Ganni. Photograph: Ganni

It can also prove tricky to calculate carbon emissions when it comes to clothes themselves. “Historically, brands have not had very good oversight or control of their supply chains,” says Alice Wilby, a sustainable fashion consultant. “How are you going to start implementing environmental audits like this? You’ve got to consider absolutely everything, from where your material is grown or sewn through to how it is turned into fabric, how it’s manufactured and how it’s transported.”

Gucci acknowledges these difficulties, but is keen to push past them. “If we wait to be perfect, in terms of the calculation of impact or methodology, to me it’s just an excuse for not doing it,” said Bizzarri at the time of the brand’s carbon-neutral announcement. “More and more, we just need to act.”

There have been problems with the offsetting schemes too. Companies carrying them out on behalf of the brands have come under fire – for reasons including claims of fraudulent activity, to causing damage to the communities living around their projects.

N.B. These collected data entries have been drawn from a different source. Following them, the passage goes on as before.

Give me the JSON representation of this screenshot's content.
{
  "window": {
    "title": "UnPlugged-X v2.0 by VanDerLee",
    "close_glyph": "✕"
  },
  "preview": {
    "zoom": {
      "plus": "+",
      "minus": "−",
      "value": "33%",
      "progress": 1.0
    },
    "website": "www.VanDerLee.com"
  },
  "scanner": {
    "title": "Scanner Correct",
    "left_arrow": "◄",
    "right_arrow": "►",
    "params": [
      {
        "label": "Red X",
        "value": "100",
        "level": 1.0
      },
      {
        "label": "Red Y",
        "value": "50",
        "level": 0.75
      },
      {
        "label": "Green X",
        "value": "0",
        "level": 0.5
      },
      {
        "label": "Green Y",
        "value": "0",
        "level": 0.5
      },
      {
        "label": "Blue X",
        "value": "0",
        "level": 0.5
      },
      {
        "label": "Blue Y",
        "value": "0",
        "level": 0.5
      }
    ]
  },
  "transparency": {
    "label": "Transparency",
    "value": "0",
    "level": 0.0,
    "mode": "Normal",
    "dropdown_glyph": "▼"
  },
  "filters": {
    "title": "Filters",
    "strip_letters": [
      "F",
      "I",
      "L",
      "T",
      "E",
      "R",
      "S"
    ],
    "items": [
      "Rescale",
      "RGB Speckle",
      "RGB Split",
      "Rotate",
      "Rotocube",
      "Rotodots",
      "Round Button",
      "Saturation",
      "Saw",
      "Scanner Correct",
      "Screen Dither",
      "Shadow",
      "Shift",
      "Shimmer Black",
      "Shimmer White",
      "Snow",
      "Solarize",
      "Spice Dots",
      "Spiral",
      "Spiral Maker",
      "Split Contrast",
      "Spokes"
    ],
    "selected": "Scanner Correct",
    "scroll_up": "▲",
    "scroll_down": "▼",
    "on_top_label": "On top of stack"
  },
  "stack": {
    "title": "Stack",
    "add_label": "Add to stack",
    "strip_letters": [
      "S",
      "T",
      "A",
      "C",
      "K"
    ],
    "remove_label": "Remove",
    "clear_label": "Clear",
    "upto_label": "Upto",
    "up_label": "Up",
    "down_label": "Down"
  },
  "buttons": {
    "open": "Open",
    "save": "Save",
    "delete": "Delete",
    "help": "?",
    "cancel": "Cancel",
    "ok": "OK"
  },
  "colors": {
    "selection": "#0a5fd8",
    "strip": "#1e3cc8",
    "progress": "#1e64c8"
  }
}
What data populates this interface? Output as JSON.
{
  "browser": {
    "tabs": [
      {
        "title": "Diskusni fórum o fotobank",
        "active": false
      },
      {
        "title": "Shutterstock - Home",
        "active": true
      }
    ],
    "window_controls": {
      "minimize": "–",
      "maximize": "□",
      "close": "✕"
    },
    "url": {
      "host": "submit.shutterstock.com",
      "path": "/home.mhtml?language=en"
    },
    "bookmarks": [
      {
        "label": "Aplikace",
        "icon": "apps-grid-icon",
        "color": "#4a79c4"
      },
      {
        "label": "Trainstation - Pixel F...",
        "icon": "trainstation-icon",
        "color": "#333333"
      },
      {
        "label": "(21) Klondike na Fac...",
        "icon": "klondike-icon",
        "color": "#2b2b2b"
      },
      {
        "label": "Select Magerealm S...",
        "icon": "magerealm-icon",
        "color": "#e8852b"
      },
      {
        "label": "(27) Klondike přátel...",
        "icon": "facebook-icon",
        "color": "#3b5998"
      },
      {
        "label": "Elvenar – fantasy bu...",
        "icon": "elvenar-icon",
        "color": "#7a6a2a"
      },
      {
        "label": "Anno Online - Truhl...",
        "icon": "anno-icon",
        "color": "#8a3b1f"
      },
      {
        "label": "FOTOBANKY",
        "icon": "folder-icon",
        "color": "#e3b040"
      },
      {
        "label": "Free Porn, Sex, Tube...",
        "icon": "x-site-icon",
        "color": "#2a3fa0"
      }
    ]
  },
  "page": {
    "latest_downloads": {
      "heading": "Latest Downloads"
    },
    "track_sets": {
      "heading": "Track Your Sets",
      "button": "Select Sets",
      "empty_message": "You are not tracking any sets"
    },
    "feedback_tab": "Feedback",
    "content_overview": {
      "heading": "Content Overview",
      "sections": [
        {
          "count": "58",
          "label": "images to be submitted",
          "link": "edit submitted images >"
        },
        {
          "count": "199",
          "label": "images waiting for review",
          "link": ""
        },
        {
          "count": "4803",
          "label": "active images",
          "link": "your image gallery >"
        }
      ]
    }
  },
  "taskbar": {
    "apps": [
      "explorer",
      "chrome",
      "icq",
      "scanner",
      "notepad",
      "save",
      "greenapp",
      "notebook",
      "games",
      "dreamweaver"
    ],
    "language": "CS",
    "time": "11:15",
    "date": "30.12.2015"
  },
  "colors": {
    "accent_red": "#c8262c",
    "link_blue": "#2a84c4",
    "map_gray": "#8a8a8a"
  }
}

With a lot of offsetting happening in developing countries, “there’s a track record of environmental and human rights abuses occurring,” says Wilby, “because of offsetting projects being set up in areas where indigenous rights are not respected and lands are used without approval.” Since the WWF and others set up Gold Standard, an organisation designed to ensure the integrity of these projects, the hope is that these schemes are improving.

For its critics, offsetting can distract from the task of reducing carbon output in the first place, even when done responsibly.

“It is important to note that offsetting isn’t actually tackling the reduction of a company’s footprint,” says Ilishio Lovejoy, project manager for policy and research at Fashion Revolution. “It is making the overall global situation ‘less bad’ by ‘doing good’ somewhere else.”

Many of its naysayers also note the fact that offsetting prioritises lessening guilt over reducing actual harm. There is a privilege involved in being able to pay away your carbon, whether as a consumer or a company. Writing on the broad subject of carbon offsets as far back as 2006, Guardian writer George Monbiot compared it with the ancient Catholic church’s practice of selling indulgences.

The Gabriela Hearst show SS20 at New York fashion week.
The Gabriela Hearst show SS20 at New York fashion week. Photograph: Pixelformula/Sipa/Rex/Shutterstock

“It can send the message that, if you have enough money to buy your way out of the damage you are causing, you don’t need to take action or act as quickly to change your own practices,” says Lovejoy. Sara Arnold, a member of Extinction Rebellion’s fashion wing, says that “it’s better for companies to do it rather than to not do it, but let’s call it what it is: CSR [corporate social responsibility]. And that CSR shouldn’t be used to make people feel like their purchases don’t have an environmental impact.”

For Sheep Inc’s founder Edzard van der Wyck, one problem is that carbon neutrality falls short. With the fashion industry growing more rapidly than the efforts to improve its environmental impact can keep up with, “the idea that we’re talking about carbon neutrality as this alpha and omega of sustainability is troubling”.

Steps will need to be bold if fashion is going to clean up its act. Van der Wyck is sceptical of companies’ altruism. “If you look at how Gucci recently said it had invested $8.4m in a carbon-offsetting project … that’s 0.2% of their earnings … then Notre Dame catches fire and the next day [they donate] €200m.” He also thinks that companies need to be making sure their manufacturing is running on renewable energy, using the right, recyclable, materials.

Carbon neutrality might, says Wilby, sound sexy – and she believes “it can work as part of a larger programme” – but without reducing carbon output “it cannot be the final goal. It just can’t.”